L'ignorance des faits n'en limite pas moins les conséquences.


Dewei ▽  Tamara
Sartre avait un jour déclaré dans une de ces œuvres que l’Enfer, c’était les autres. Si Dewei avait eu connaissance de cette phrase, il aurait certainement été d’accord. Le pire dans cette cuisante défaite était le regard de ces confrères. Son bras immobilisé était la preuve de son échec. Une preuve qu’il allait devoir porter pendant un mois avant de pouvoir laver son honneur sur le terrain. En attendant, l’Asiatique ne pouvait s’empêcher de baisser les yeux en croisant quelqu’un et serrait les dents face aux remarques. Il avait été élevé avec des principes sévères, ceux qui vous obligent à penser que ‘faire de son mieux’ n’était pas une excuse recevable lorsqu’on avait perdu. Bien que l’agent ait coupé les ponts avec sa famille, sa détermination à faire honneur au nom des Law était restée intacte. Tout comme il ne voulait pas faire défaut au Département qui l’avait sorti de prison et révélé la vérité sur les monstres peuplant ce monde. Autant d’élément qui faisait qu’il prenait cette défaite assez mal et ce mot était un euphémisme !

Puisque sa blessure l’obligeait à diminuer ces visites à la salle d’entraînement, il n’avait plus croisé sa collègue depuis cette mission catastrophique à Scranton. Au fond, il était jaloux que sa partenaire se soit tirer de cette histoire sans la moindre blessure, pas même une égratignure, tandis que lui allait être coincé dans les bureaux à faire le travail d'un vulgaire agent de liaison pendant quatre interminables semaines. L'Asiatique n'en était qu'à son troisième jour de reprise du travail et il en avait déjà assez, alors, tenir un mois semblait impossible. Sa frustration le poussa à se montrer soupçonneux par rapport au comportement de Tamara durant la mission. Dewei s'en voulait immédiatement, se disant que sa collègue méritait d'avoir le bénéfice du doute, mais il ne doutait pas qu'il y eût là un abcès à percer. Comme sa corvée du jour allait le conduire dans le bureau de l'agent Lond, peut-être auront-ils l'occasion d'en parler. Aussi amer que pouvait être le rappel de cet échec.

En attendant, l'agent de terrain maudissait d'autant plus sa blessure à cause de laquelle un geste aussi simple que l'ouverture d'une porte en tenant un objet en main, devenait une épreuve demandant réflexion et astuce.
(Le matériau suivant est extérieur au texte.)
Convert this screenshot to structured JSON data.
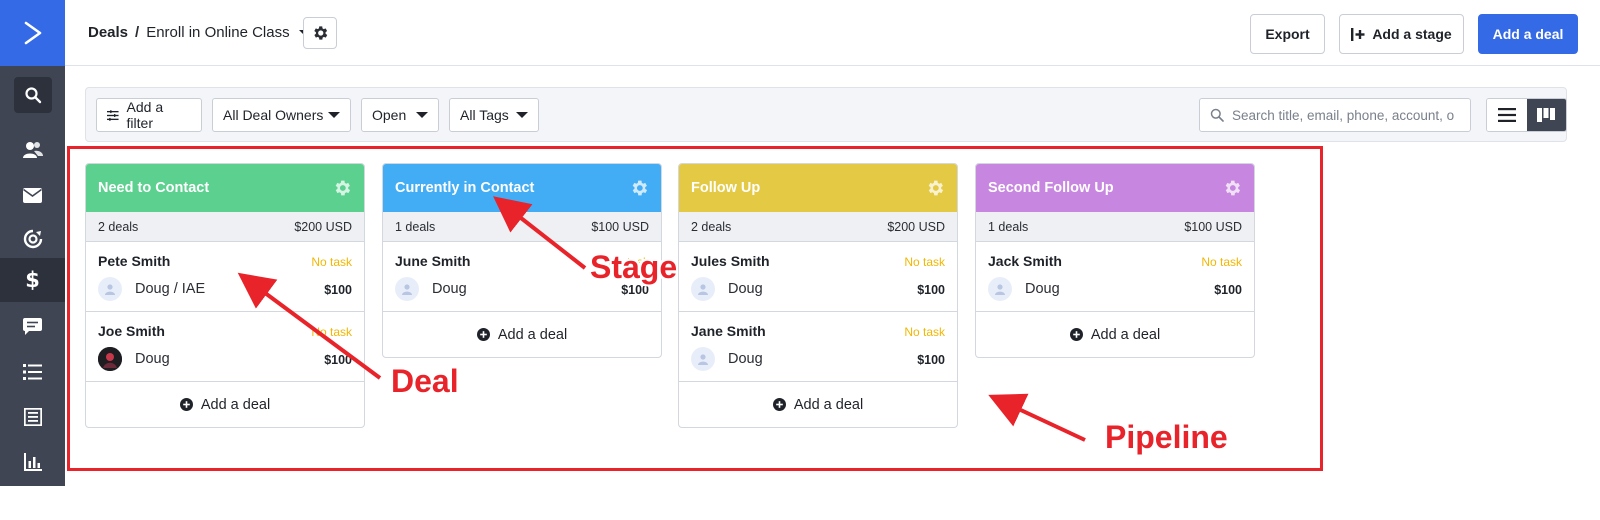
{
  "sidebar": {
    "logo_icon": "chevron-right-logo-icon",
    "items": [
      {
        "name": "search",
        "icon": "search-icon"
      },
      {
        "name": "contacts",
        "icon": "contacts-icon"
      },
      {
        "name": "campaigns",
        "icon": "envelope-icon"
      },
      {
        "name": "automations",
        "icon": "automation-icon"
      },
      {
        "name": "deals",
        "icon": "dollar-icon",
        "active": true
      },
      {
        "name": "conversations",
        "icon": "chat-icon"
      },
      {
        "name": "lists",
        "icon": "list-icon"
      },
      {
        "name": "forms",
        "icon": "form-icon"
      },
      {
        "name": "reports",
        "icon": "bar-chart-icon"
      }
    ]
  },
  "header": {
    "breadcrumb_root": "Deals",
    "breadcrumb_sep": "/",
    "pipeline_name": "Enroll in Online Class",
    "export_label": "Export",
    "add_stage_label": "Add a stage",
    "add_deal_label": "Add a deal"
  },
  "filters": {
    "add_filter_label": "Add a filter",
    "owners_value": "All Deal Owners",
    "status_value": "Open",
    "tags_value": "All Tags",
    "search_placeholder": "Search title, email, phone, account, o"
  },
  "stages": [
    {
      "title": "Need to Contact",
      "color": "#5cd18f",
      "count": "2 deals",
      "total": "$200 USD",
      "deals": [
        {
          "title": "Pete Smith",
          "task": "No task",
          "owner": "Doug / IAE",
          "value": "$100",
          "avatar": "default"
        },
        {
          "title": "Joe Smith",
          "task": "No task",
          "owner": "Doug",
          "value": "$100",
          "avatar": "photo"
        }
      ],
      "add_label": "Add a deal"
    },
    {
      "title": "Currently in Contact",
      "color": "#42adf5",
      "count": "1 deals",
      "total": "$100 USD",
      "deals": [
        {
          "title": "June Smith",
          "task": "No task",
          "owner": "Doug",
          "value": "$100",
          "avatar": "default"
        }
      ],
      "add_label": "Add a deal"
    },
    {
      "title": "Follow Up",
      "color": "#e3c944",
      "count": "2 deals",
      "total": "$200 USD",
      "deals": [
        {
          "title": "Jules Smith",
          "task": "No task",
          "owner": "Doug",
          "value": "$100",
          "avatar": "default"
        },
        {
          "title": "Jane Smith",
          "task": "No task",
          "owner": "Doug",
          "value": "$100",
          "avatar": "default"
        }
      ],
      "add_label": "Add a deal"
    },
    {
      "title": "Second Follow Up",
      "color": "#c786e0",
      "count": "1 deals",
      "total": "$100 USD",
      "deals": [
        {
          "title": "Jack Smith",
          "task": "No task",
          "owner": "Doug",
          "value": "$100",
          "avatar": "default"
        }
      ],
      "add_label": "Add a deal"
    }
  ],
  "annotations": {
    "stage_label": "Stage",
    "deal_label": "Deal",
    "pipeline_label": "Pipeline",
    "color": "#e8232a"
  }
}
Ce premier obstacle franchit, il put saluer sa collègue tout en redoutant les remarques face à la farce qu'il devait représenter. Du temps où il était flic, il avait eu de nombreuses fois des remarques et autres blagues (d'un humour variable selon le degré d'intelligence du créateur) sur son nom de famille. Il s'attendait donc au pire et n'hésita pas à faire une remarque dans ce sens, incitant son interlocutrice à se lâcher. Bien sûr, cette dernière nia ces intentions sarcastiques. Dewei lui lança un regard qui trahissait le fait qu'il n'était pas dupe.

"Vraiment ?" Dit-il avec une pointe de suspicion. N'importe qui aurait profiter de cette situation assez rare. En tout cas, lui, ne se serait pas privé de faire au moins une remarque et il savait Tamara Lond aussi prompte au cynisme que lui. De ce fait, il restait méfiant, malgré la bonne foi apparente de son interlocutrice. Dewei préféra laisser ce point temporairement de côté et se concentra sur la raison de cette visite en brandissant le dossier qu'il tenait dans sa main valide. "Ton bureau manquait de dossier, je viens combler ce manque." Dit-il en posant l'objet sur le bureau et en se décidant finalement à s'asseoir sur le siège gentiment poussé du bout du pied par son interlocutrice. "Blague à part, si tu as des dossiers finis que je dois transmettre aux hautes sphères, donne-les moi. Apparemment, je vais être réduit à faire ce genre de chose pendant toute la durée de ma convalescence." Expliqua-t-il en ne pouvant masquer entièrement une légère amertume. "Je tiendrais jamais un mois, je vais arracher cette foutue écharpe avant." Grommela-t-il. Il avait déjà des airs de lion en cage alors qu'il n'était qu'au début de sa convalescence, cela promettait pour la suite. "C'est plutôt moi qui devrais te demander comment tu te sent. Après tout, tu as été pris en otage par l'ennemi, même si, au final, tu t'en es sortie mieux que moi." Souligna-t-il avec une pointe de curiosité. Bien qu'il ne le devrait pas, il enviait Tamara qui pourra repartir directement à l'attaque pendant que lui va rester un bon moment sur le banc de touche. "Enfin, on ne peut pas changer le passé, je suppose." Essaya-t-il de philosopher avec un soupir. "Dis-moi qu'au moins tu leurs as fait regretter qu'ils t'aient pris en otage, cela me remontera peut-être un peu le moral." Poursuivit-il ensuite avec une note d'humour acide.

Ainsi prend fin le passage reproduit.